One of the things that caused me stress when thinking about sending Sophie off to school was what to send in her lunch. At home, she usually eats leftovers from dinner the night before, or we cook something fast for her lunch. I knew that sandwiches would be okay sometimes, but rice bread is too expensive for her to take every day. Plus, I wanted her to be able to pack her own lunch. As it turns out, she takes muffins for her lunch most days. They don't have to be refrigerated and I can actually make a batch and freeze it, so I'm not baking constantly. If she puts 1 or 2 frozen muffins in her lunchbox the night before, they are thawed by lunchtime.
Do you need extra muffin recipes? In addition to using the muffin recipes from my cookbook, I also make the quick bread recipes into muffins--mix up the batter and pour it into greased or lined muffin cups. A recipe for 1 loaf of bread makes between 12 and 18 muffins, depending on the size of your muffin cups and how full you fill them.

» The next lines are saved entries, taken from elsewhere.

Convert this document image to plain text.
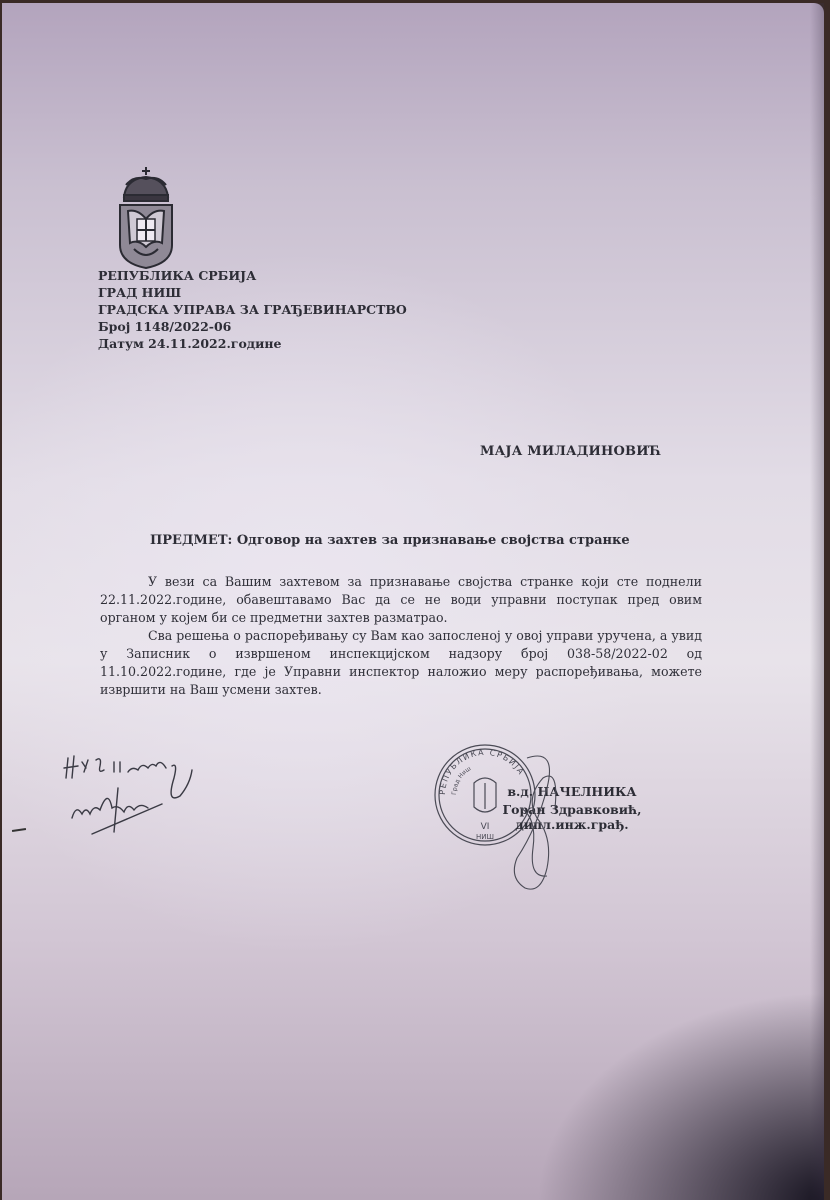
РЕПУБЛИКА СРБИЈА
ГРАД НИШ
ГРАДСКА УПРАВА ЗА ГРАЂЕВИНАРСТВО
Број 1148/2022-06
Датум 24.11.2022.године
МАЈА МИЛАДИНОВИЋ
ПРЕДМЕТ: Одговор на захтев за признавање својства странке

У вези са Вашим захтевом за признавање својства странке који сте поднели 22.11.2022.године, обавештавамо Вас да се не води управни поступак пред овим органом у којем би се предметни захтев разматрао.

Сва решења о распоређивању су Вам као запосленој у овој управи уручена, а увид у Записник о извршеном инспекцијском надзору број 038-58/2022-02 од 11.10.2022.године, где је Управни инспектор наложио меру распоређивања, можете извршити на Ваш усмени захтев.

РЕПУБЛИКА СРБИЈА
Град Ниш
VI
НИШ
в.д. НАЧЕЛНИКА
Горан Здравковић, дипл.инж.грађ.
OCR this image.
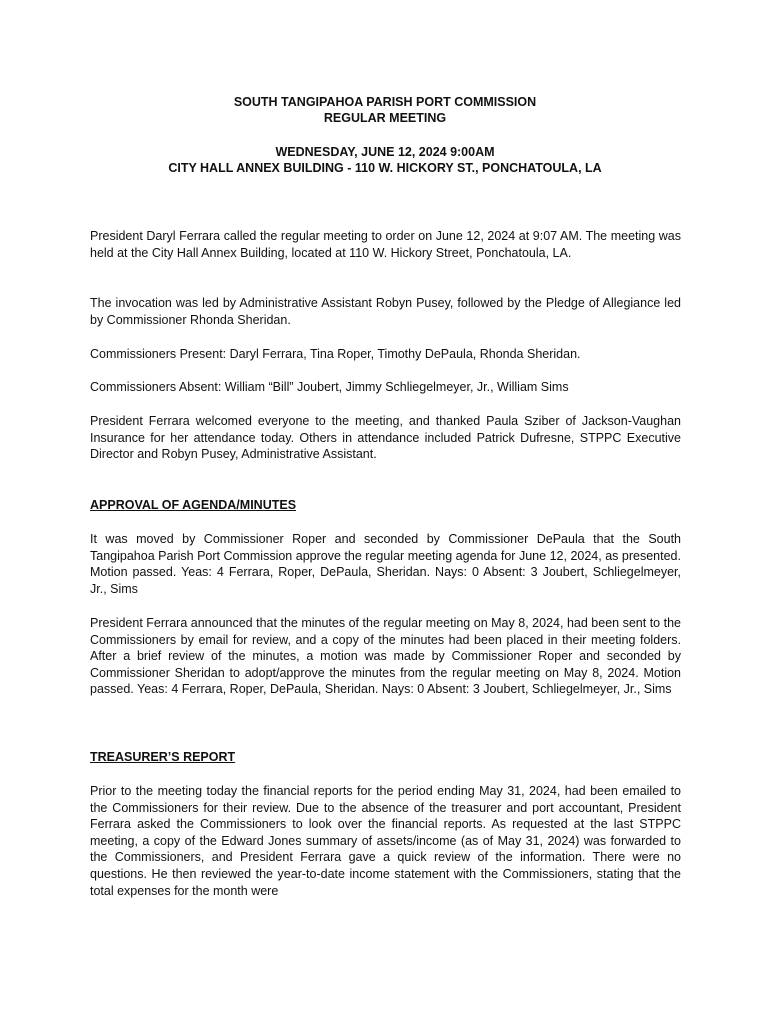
SOUTH TANGIPAHOA PARISH PORT COMMISSION

REGULAR MEETING

WEDNESDAY, JUNE 12, 2024 9:00AM

CITY HALL ANNEX BUILDING - 110 W. HICKORY ST., PONCHATOULA, LA

President Daryl Ferrara called the regular meeting to order on June 12, 2024 at 9:07 AM. The meeting was held at the City Hall Annex Building, located at 110 W. Hickory Street, Ponchatoula, LA.

The invocation was led by Administrative Assistant Robyn Pusey, followed by the Pledge of Allegiance led by Commissioner Rhonda Sheridan.

Commissioners Present: Daryl Ferrara, Tina Roper, Timothy DePaula, Rhonda Sheridan.

Commissioners Absent: William “Bill” Joubert, Jimmy Schliegelmeyer, Jr., William Sims

President Ferrara welcomed everyone to the meeting, and thanked Paula Sziber of Jackson-Vaughan Insurance for her attendance today. Others in attendance included Patrick Dufresne, STPPC Executive Director and Robyn Pusey, Administrative Assistant.

APPROVAL OF AGENDA/MINUTES

It was moved by Commissioner Roper and seconded by Commissioner DePaula that the South Tangipahoa Parish Port Commission approve the regular meeting agenda for June 12, 2024, as presented. Motion passed. Yeas: 4 Ferrara, Roper, DePaula, Sheridan. Nays: 0 Absent: 3 Joubert, Schliegelmeyer, Jr., Sims

President Ferrara announced that the minutes of the regular meeting on May 8, 2024, had been sent to the Commissioners by email for review, and a copy of the minutes had been placed in their meeting folders. After a brief review of the minutes, a motion was made by Commissioner Roper and seconded by Commissioner Sheridan to adopt/approve the minutes from the regular meeting on May 8, 2024. Motion passed. Yeas: 4 Ferrara, Roper, DePaula, Sheridan. Nays: 0 Absent: 3 Joubert, Schliegelmeyer, Jr., Sims

TREASURER’S REPORT

Prior to the meeting today the financial reports for the period ending May 31, 2024, had been emailed to the Commissioners for their review. Due to the absence of the treasurer and port accountant, President Ferrara asked the Commissioners to look over the financial reports. As requested at the last STPPC meeting, a copy of the Edward Jones summary of assets/income (as of May 31, 2024) was forwarded to the Commissioners, and President Ferrara gave a quick review of the information. There were no questions. He then reviewed the year-to-date income statement with the Commissioners, stating that the total expenses for the month were
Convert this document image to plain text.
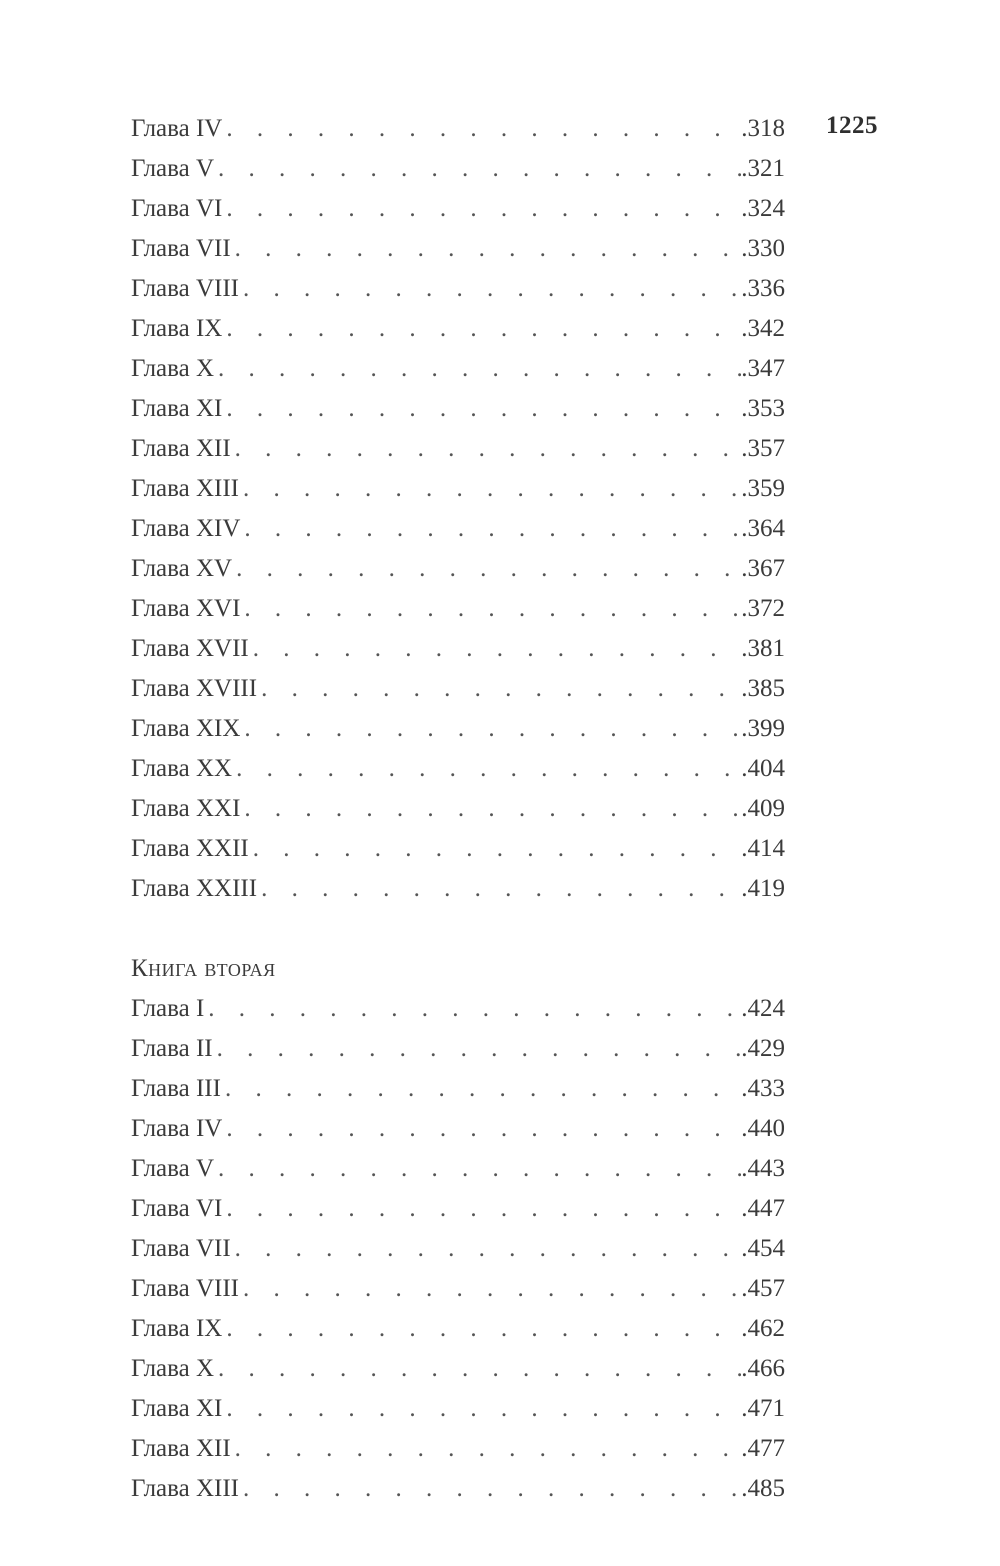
1225
Глава IV . . .	. 318
Глава V . . .	. 321
Глава VI . . .	. 324
Глава VII . . .	. 330
Глава VIII . . .	. 336
Глава IX . . .	. 342
Глава X . . .	. 347
Глава XI . . .	. 353
Глава XII . . .	. 357
Глава XIII . . .	. 359
Глава XIV . . .	. 364
Глава XV . . .	. 367
Глава XVI . . .	. 372
Глава XVII . . .	. 381
Глава XVIII . . .	. 385
Глава XIX . . .	. 399
Глава XX . . .	. 404
Глава XXI . . .	. 409
Глава XXII . . .	. 414
Глава XXIII . . .	. 419
Книга вторая
Глава I . . .	. 424
Глава II . . .	. 429
Глава III . . .	. 433
Глава IV . . .	. 440
Глава V . . .	. 443
Глава VI . . .	. 447
Глава VII . . .	. 454
Глава VIII . . .	. 457
Глава IX . . .	. 462
Глава X . . .	. 466
Глава XI . . .	. 471
Глава XII . . .	. 477
Глава XIII . . .	. 485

Then bake at 350 for 20-25 minutes. When they are done, the tops should be starting to brown and a toothpick or knife inserted into a muffin should come out clean. I like to allow the muffins to cool for about 5 minutes in the muffin pan and then slide a knife down the side to lift the muffins out one by one. If you're storing them, especially freezing them, you'll want to let them cool completely before putting them in a ziploc bag. If you're not storing them, they taste best warm from the oven, in my opinion!
There is one drawback--Sophie's older sisters now take muffins in their lunches, too, and we are going through more muffins than you can imagine!
Some of the other things Sophie has taken in her lunchbox are: celery sticks or apple slices with Sunbutter (sunbutter.com and sold at Target in our area!), chips with bean dip or chicken salad, and of course sandwiches Sophie Safe Style--rice bread with SoyNutButter or Sunbutter and jelly.